Banking on Experience
Over the past year, there have been several reports suggesting that unintended immune responses, rather than a true RNAi mechanism, are at work with many of the molecules designed to harness the gene-silencing technology.
Last month, for example, a research group from Tekmira Pharmaceuticals reported that the previously demonstrated antiviral effects of siRNAs targeting influenza in a mouse model appear to have actually been the result of immune responses triggered by the duplexes.
In March, a team of investigators led by the University of Kentucky’s Jayakrishna Ambati published data indicating that all siRNAs, including two currently in clinical trials for wet AMD, suppress neovascularization regardless of their sequences or targets due to the activation of a cellular immune response.
Having joined Pfizer when the big pharma acquired Coley Pharmaceutical, a company he co-founded and focused on developing drugs that modulate toll-like receptors, Krieg said he is well-aware of the immunostimulatory potential of RNA.
“We have a great deal of respect for the immune effects of RNA because we’ve been working on that for over five years” at Coley, where researchers have identified RNA motifs capable of activating various TLRs including TLR3, which was implicated in the Ambati paper, he noted.
In light of this experience, Krieg said that he views a “huge amount” of the literature describing the in vivo efficacy of RNAi as resulting, at least in part, from immunostimulatory effects of the RNAi rather than a true RNAi mechanism. As a result, one of the challenges for Pfizer is to “try to work out for ourselves in the different models that we’re considering how much of the activity is RNAi-mediated and how much is immune-mediated,” he said.
According to Krieg, growing concerns over RNAi’s immunostimulatory potential is reminiscent of the early days of antisense.

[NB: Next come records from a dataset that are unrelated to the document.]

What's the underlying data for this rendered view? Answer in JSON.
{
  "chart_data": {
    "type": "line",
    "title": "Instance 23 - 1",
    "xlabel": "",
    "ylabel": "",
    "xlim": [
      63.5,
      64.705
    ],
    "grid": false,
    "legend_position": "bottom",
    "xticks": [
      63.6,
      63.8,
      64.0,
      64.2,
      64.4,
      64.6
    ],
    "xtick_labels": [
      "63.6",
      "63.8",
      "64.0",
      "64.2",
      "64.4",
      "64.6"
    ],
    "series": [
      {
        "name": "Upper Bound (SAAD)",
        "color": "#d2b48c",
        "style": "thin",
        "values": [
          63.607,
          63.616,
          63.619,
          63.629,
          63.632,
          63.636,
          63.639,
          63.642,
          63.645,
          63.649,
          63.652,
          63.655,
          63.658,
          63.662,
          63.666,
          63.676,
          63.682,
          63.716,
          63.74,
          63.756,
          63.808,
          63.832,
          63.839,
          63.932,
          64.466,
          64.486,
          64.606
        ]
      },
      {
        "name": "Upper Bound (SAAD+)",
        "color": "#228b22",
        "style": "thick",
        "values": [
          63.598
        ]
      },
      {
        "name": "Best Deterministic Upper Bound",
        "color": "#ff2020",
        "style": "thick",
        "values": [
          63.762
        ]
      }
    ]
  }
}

“In the late 1980s, you had four antisense companies established with a lot of fanfare [over their] rational approach to drug design, and so forth and so on,” he said. “Very quickly, it became apparent that the antisense oligos had a lot of non-specific immunostimulatory effects that turned out to be due to CpG motifs and other backbone effects that we now know activate TLR9.”

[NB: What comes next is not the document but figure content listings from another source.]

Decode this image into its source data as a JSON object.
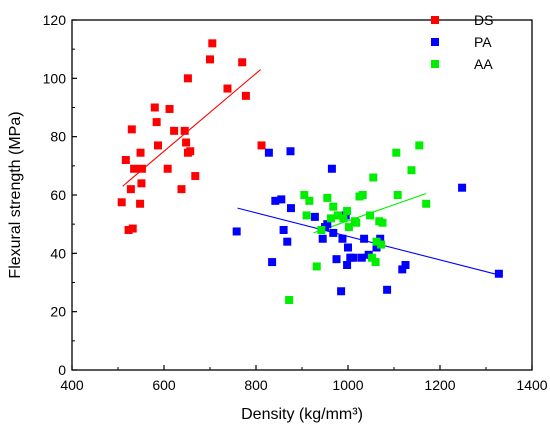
{
  "chart_data": {
    "type": "scatter",
    "xlabel": "Density (kg/mm³)",
    "ylabel": "Flexural strength (MPa)",
    "xlim": [
      400,
      1400
    ],
    "ylim": [
      0,
      120
    ],
    "xticks": [
      "400",
      "600",
      "800",
      "1000",
      "1200",
      "1400"
    ],
    "yticks": [
      "0",
      "20",
      "40",
      "60",
      "80",
      "100",
      "120"
    ],
    "grid": false,
    "legend": "top-right",
    "series": [
      {
        "name": "DS",
        "color": "#ff0000",
        "fit": [
          [
            510,
            63
          ],
          [
            810,
            103
          ]
        ],
        "points": [
          [
            508,
            57.5
          ],
          [
            517,
            72
          ],
          [
            523,
            48
          ],
          [
            528,
            62
          ],
          [
            530,
            82.5
          ],
          [
            532,
            48.5
          ],
          [
            535,
            69
          ],
          [
            548,
            57
          ],
          [
            549,
            74.5
          ],
          [
            551,
            64
          ],
          [
            552,
            69
          ],
          [
            580,
            90
          ],
          [
            584,
            85
          ],
          [
            587,
            77
          ],
          [
            608,
            69
          ],
          [
            612,
            89.5
          ],
          [
            622,
            82
          ],
          [
            638,
            62
          ],
          [
            645,
            82
          ],
          [
            648,
            78
          ],
          [
            652,
            100
          ],
          [
            652,
            74.5
          ],
          [
            657,
            75
          ],
          [
            668,
            66.5
          ],
          [
            700,
            106.5
          ],
          [
            705,
            112
          ],
          [
            738,
            96.5
          ],
          [
            770,
            105.5
          ],
          [
            778,
            94
          ],
          [
            812,
            77
          ]
        ]
      },
      {
        "name": "PA",
        "color": "#0000ff",
        "fit": [
          [
            760,
            55.5
          ],
          [
            1330,
            32.5
          ]
        ],
        "points": [
          [
            758,
            47.5
          ],
          [
            828,
            74.5
          ],
          [
            835,
            37
          ],
          [
            842,
            58
          ],
          [
            855,
            58.5
          ],
          [
            860,
            48
          ],
          [
            868,
            44
          ],
          [
            875,
            75
          ],
          [
            876,
            55.5
          ],
          [
            928,
            52.5
          ],
          [
            945,
            45
          ],
          [
            950,
            49
          ],
          [
            955,
            50
          ],
          [
            965,
            69
          ],
          [
            968,
            47
          ],
          [
            975,
            38
          ],
          [
            985,
            27
          ],
          [
            988,
            45
          ],
          [
            995,
            53
          ],
          [
            998,
            36
          ],
          [
            1000,
            42
          ],
          [
            1005,
            38.5
          ],
          [
            1012,
            38.5
          ],
          [
            1030,
            38.5
          ],
          [
            1035,
            45
          ],
          [
            1045,
            39.5
          ],
          [
            1062,
            42
          ],
          [
            1070,
            45
          ],
          [
            1085,
            27.5
          ],
          [
            1118,
            34.5
          ],
          [
            1125,
            36
          ],
          [
            1248,
            62.5
          ],
          [
            1328,
            33
          ]
        ]
      },
      {
        "name": "AA",
        "color": "#00ee00",
        "fit": [
          [
            925,
            47
          ],
          [
            1170,
            60.5
          ]
        ],
        "points": [
          [
            872,
            24
          ],
          [
            905,
            60
          ],
          [
            910,
            53
          ],
          [
            916,
            58
          ],
          [
            932,
            35.5
          ],
          [
            942,
            48
          ],
          [
            955,
            59
          ],
          [
            963,
            52
          ],
          [
            968,
            56
          ],
          [
            978,
            53
          ],
          [
            990,
            52
          ],
          [
            998,
            54.5
          ],
          [
            1002,
            49
          ],
          [
            1015,
            51
          ],
          [
            1018,
            50.5
          ],
          [
            1025,
            59.5
          ],
          [
            1032,
            60
          ],
          [
            1048,
            53
          ],
          [
            1052,
            38.5
          ],
          [
            1055,
            66
          ],
          [
            1060,
            37
          ],
          [
            1062,
            44
          ],
          [
            1068,
            51
          ],
          [
            1072,
            43
          ],
          [
            1075,
            50.5
          ],
          [
            1105,
            74.5
          ],
          [
            1108,
            60
          ],
          [
            1138,
            68.5
          ],
          [
            1155,
            77
          ],
          [
            1170,
            57
          ]
        ]
      }
    ]
  }
}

As a result, many of the early reports of antisense’s in vivo efficacy were actually due to immune effects. “I think the same thing has happened to a certain degree in the RNAi field,” he said.
In the end, however, Krieg expects these issues will be overcome through the use of chemical modifications and appropriate delivery systems.
“Chemical modifications make it easy to avoid” immune responses, he noted. “All you have to do is make 2’-O-methyl or some of the other modifications at just a few points in the oligo … and you can really make immune stimulation a non-issue.”
Meanwhile, “we’ve discovered that some delivery systems deliver the RNA much more into the endosomal compartment [where TLRs reside] whereas other delivery approaches can more or less bypass the endosomal compartment” in order to sidestep immune responses.
Krieg also said that in certain cases he sees the potential for combining RNAi and immune effects to improve therapeutic efficacy.
“One of the tricky things in accomplishing this, however, is that the immune stimulatory effects of the RNA do differ between rodents and primates,” he cautioned. “So you have to be careful in your interpretation of rodent data [so as] not to believe what you see in rodents is what you’re going to get in primates.”
Another potential roadblock is that the optimal dosing schedules for an RNAi drug may be different from what is optimal for inducing a desired immune response.
So the hurdles to such a combination therapy are “not trivial,” he said. “But at least in some of the animal models, we and others have found that combining immune stimulation and RNAi may be of benefit.”